According to the same site, this is due to a resistance to killing each other that’s just part of human nature.
This resistance is overcome in soldiers through training. Changing the training targets from bull’s-eyes to realistic man shaped pop-up targets. This was further enhanced with the video game age, using more realistic simulations. Basic operant conditioning, stimulus, bad guy appears, response, shoot them. Apparently this brought the percentage up to the 55% range for Korea, and up to the 95% range for American troops in Vietnam.
The author is then taking the step to say that we are performing the same operant conditioning on our children, without the controls. The way I’m reading this is that first person shooters quake, doom, etc. provide the same operant conditioning that the military training does, without the discipline of the remainder of military training. So children, who might otherwise be resistant to taking daddy’s gun to school and shooting their tormentors, are less resistant to do so.

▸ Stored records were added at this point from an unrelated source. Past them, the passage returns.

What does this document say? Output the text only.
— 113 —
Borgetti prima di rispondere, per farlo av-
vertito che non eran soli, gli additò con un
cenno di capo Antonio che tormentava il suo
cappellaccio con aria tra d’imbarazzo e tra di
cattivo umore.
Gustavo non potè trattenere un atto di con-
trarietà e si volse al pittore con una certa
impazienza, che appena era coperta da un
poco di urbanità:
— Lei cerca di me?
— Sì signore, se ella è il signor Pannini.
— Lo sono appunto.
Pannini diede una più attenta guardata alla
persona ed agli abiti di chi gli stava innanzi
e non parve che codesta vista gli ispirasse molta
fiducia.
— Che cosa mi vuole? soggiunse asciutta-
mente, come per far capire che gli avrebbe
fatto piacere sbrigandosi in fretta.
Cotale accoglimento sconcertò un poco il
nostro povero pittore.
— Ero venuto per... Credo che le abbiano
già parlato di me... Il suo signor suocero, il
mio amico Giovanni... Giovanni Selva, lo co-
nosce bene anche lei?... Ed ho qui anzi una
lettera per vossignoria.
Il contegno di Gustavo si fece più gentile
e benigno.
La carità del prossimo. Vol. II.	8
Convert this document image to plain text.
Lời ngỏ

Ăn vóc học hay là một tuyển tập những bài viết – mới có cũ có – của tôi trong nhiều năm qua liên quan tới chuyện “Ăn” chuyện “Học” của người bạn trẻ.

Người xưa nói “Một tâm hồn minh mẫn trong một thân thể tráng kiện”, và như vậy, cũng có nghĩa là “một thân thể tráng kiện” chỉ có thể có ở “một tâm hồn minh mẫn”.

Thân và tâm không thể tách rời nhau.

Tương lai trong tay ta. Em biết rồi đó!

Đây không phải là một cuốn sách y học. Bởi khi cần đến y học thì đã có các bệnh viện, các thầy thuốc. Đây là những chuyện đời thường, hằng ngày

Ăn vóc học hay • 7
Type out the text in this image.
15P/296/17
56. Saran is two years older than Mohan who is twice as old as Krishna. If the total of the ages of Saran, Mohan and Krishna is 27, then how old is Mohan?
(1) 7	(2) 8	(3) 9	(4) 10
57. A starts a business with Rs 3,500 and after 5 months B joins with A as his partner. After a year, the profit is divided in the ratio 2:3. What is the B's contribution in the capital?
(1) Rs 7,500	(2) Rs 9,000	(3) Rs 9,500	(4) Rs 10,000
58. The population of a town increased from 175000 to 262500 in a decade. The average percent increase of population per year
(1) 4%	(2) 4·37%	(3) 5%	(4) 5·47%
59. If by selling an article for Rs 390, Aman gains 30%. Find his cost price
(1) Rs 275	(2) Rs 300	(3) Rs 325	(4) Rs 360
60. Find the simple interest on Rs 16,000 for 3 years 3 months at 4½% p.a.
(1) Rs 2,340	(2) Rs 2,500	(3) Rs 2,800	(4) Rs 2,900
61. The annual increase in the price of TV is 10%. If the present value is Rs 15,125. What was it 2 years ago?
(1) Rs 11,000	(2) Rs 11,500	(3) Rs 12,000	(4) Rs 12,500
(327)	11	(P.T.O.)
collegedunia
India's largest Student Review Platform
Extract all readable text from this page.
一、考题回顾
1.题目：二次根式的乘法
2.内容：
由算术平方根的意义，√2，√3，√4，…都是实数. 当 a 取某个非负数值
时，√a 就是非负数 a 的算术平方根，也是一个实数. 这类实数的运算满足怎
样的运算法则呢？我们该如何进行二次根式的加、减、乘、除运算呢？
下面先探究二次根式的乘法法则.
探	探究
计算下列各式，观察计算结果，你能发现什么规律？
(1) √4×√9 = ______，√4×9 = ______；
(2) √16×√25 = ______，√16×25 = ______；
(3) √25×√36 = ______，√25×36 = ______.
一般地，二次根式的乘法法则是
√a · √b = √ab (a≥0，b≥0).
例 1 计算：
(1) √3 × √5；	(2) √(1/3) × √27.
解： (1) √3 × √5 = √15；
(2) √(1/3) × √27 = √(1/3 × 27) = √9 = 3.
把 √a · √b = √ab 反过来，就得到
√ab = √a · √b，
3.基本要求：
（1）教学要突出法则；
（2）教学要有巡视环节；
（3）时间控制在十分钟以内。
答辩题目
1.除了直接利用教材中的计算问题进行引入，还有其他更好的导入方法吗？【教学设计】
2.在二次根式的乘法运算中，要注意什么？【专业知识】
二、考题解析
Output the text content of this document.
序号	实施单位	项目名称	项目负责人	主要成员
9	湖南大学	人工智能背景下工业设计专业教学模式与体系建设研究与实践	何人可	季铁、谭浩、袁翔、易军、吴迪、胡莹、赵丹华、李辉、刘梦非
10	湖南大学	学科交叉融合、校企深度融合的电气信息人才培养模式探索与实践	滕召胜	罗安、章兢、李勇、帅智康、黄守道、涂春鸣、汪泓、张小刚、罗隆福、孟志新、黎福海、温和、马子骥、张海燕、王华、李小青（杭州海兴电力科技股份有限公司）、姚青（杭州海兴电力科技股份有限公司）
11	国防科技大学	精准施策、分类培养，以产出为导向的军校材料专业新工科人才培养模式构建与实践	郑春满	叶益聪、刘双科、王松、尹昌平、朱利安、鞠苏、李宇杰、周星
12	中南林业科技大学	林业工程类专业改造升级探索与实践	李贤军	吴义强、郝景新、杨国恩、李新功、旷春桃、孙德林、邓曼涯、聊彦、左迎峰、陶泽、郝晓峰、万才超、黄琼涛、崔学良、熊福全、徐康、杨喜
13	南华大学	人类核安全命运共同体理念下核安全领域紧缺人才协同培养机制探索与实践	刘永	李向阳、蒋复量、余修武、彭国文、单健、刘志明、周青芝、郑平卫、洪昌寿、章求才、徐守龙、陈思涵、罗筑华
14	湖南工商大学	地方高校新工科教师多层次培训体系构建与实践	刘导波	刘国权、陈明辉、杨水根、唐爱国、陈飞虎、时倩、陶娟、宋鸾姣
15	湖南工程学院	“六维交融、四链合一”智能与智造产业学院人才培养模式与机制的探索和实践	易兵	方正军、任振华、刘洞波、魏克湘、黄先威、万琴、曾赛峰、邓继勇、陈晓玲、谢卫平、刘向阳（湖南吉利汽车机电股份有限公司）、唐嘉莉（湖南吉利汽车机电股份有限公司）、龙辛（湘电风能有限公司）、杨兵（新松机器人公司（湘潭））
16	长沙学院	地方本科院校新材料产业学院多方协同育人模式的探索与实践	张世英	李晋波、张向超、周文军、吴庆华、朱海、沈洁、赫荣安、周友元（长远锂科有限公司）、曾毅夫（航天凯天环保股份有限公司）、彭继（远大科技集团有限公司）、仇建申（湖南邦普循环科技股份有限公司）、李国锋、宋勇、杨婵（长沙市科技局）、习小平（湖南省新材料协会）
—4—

The author’s not saying this will cause every child to do so. I heard him on a morning radio show segment and he explained it more as a controllable risk factor. He appears to be trying to educate, and one of the goals he is promoting is enforcing the voluntary rating system that game companies have instituted and encouraging anyone who owns a gun to make sure their children to not have free access to it.
Now I’ve seen gun control threads, and video game violence threads, but in my reading, I haven’t come across this particular spin on it.
Has anyone else seen this site, read any of the gentleman’s books, or heard counter arguments?
While I remain skeptical, reading through this material is very convincing.